Na een paar heerlijke dagen bijtanken is het tijd om terug naar Ouaga te gaan. Na een busreis en een grensovergang die minstens zo spannend was, komen we uitgerust weer thuis. Het is hier zoveel meer nodig dan in Nederland om er af en toe eens de stad uit te gaan. Het leven kost hier merkbaar veel meer energie. De zon kookt en de stroomstoringen worden eigenlijk alleen maar erger. Ik hoorde dat de inmiddels afgezette president Blaise Compaoré voorheen de buurlanden aan het lijntje hield betreft de stroominkoop. Sonabel, de electriciteitscentrale, zelf schijnt maar 20% van de nodige hoeveelheid stroom te kunnen produceren. Voorheen zorgde Blaise er wel voor dat her en der de juiste voorzieningen werden getroffen. Maar Blaise is er niet meer. Dus er is ook geen stroom meer. Of het waar is? Geen idee. Dat het irritant is? Ja, dat wel.
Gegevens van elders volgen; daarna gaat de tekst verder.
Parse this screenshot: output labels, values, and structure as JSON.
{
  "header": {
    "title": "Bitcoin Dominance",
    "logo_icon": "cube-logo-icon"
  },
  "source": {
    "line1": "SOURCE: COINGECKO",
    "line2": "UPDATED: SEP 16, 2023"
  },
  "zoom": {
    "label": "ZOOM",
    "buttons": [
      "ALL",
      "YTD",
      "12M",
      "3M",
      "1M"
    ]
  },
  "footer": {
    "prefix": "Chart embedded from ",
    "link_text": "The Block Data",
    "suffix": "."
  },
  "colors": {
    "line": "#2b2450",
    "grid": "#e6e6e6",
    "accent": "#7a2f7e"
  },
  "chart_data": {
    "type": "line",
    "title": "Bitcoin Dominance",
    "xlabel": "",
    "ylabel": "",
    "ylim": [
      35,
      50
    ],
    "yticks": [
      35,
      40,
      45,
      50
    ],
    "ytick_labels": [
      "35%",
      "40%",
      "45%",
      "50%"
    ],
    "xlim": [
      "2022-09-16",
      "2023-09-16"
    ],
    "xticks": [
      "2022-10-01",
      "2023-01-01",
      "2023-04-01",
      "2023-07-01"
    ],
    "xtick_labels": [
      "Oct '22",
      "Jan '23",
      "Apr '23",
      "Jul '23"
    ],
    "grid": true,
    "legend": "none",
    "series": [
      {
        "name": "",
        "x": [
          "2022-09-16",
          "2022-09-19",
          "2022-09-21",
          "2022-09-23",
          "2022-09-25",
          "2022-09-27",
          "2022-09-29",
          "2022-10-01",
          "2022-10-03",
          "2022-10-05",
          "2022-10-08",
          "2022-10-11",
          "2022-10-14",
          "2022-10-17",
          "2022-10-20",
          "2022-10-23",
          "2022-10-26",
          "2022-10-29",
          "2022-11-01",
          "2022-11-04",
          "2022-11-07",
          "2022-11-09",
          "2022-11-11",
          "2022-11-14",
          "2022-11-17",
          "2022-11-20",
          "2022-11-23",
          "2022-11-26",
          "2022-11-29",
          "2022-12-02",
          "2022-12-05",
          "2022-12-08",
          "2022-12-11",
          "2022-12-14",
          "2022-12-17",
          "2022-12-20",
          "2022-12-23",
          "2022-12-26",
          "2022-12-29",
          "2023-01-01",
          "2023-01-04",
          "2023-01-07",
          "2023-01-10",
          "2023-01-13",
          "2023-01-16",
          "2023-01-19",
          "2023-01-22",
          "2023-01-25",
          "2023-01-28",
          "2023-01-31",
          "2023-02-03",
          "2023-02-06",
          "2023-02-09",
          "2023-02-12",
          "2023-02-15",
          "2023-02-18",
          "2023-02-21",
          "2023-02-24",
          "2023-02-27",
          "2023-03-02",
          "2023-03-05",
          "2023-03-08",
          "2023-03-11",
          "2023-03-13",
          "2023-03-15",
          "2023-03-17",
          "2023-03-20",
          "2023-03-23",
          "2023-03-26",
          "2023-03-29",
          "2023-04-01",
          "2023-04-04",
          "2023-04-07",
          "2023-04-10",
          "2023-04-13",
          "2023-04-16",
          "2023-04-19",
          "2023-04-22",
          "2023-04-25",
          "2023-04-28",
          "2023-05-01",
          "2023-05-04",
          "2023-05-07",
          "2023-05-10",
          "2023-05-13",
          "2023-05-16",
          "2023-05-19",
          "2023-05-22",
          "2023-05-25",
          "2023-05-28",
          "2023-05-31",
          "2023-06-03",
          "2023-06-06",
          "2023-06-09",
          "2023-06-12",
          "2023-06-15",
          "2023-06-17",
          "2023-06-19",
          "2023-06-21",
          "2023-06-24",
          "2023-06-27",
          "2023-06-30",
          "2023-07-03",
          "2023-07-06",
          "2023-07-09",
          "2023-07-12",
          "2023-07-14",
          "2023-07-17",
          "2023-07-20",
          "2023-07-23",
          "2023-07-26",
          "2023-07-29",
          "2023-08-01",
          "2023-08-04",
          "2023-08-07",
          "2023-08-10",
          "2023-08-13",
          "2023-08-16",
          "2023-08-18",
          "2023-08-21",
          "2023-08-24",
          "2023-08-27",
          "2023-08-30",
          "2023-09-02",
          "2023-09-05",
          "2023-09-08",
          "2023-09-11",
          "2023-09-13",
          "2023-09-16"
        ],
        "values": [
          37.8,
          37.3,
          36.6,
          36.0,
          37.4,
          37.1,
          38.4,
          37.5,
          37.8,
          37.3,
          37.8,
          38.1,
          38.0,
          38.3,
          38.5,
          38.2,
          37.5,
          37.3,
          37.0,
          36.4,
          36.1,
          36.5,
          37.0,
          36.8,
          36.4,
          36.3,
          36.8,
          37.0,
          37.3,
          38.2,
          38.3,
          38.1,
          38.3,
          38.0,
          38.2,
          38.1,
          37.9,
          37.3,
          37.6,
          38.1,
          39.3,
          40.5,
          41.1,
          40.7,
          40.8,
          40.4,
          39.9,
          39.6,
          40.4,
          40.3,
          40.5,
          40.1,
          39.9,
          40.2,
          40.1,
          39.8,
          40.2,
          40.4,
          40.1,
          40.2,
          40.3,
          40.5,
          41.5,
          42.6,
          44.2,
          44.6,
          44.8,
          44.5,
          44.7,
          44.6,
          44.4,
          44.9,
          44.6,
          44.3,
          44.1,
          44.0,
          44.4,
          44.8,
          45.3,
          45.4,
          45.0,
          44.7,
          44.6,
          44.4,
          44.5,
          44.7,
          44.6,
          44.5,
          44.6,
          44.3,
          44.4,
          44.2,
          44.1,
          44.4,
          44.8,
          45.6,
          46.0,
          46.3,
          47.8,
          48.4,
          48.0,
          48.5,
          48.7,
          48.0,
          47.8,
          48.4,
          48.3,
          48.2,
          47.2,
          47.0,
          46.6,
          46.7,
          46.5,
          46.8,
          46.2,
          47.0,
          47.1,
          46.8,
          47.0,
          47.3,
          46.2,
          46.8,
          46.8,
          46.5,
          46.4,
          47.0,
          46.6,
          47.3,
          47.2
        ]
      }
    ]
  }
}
Inmiddels loopt alles hier op zijn eind, binnenkort vertrekken de eerste vrienden van ons en ook voor Anne is het deze week al tijd om te vertrekken. Gek eigenlijk, het is voorbij gevlogen en het zal de laatste paar weken niet anders zijn. Gelukkig hebben we beide nog steeds het gevoel de juiste keus gemaakt te hebben.
Voor hier, voor nu is het mooi geweest, al dan niet met een brok in de keel.
Nieuwe uitdaging komen op ons pad en daar gaan we helemaal voor!
Wie weet gaat ooit weer kriebelen. Best kans.
De wereld is groot. Te groot om alleen te laten.
Maar betreft de komende jaren: Nederland!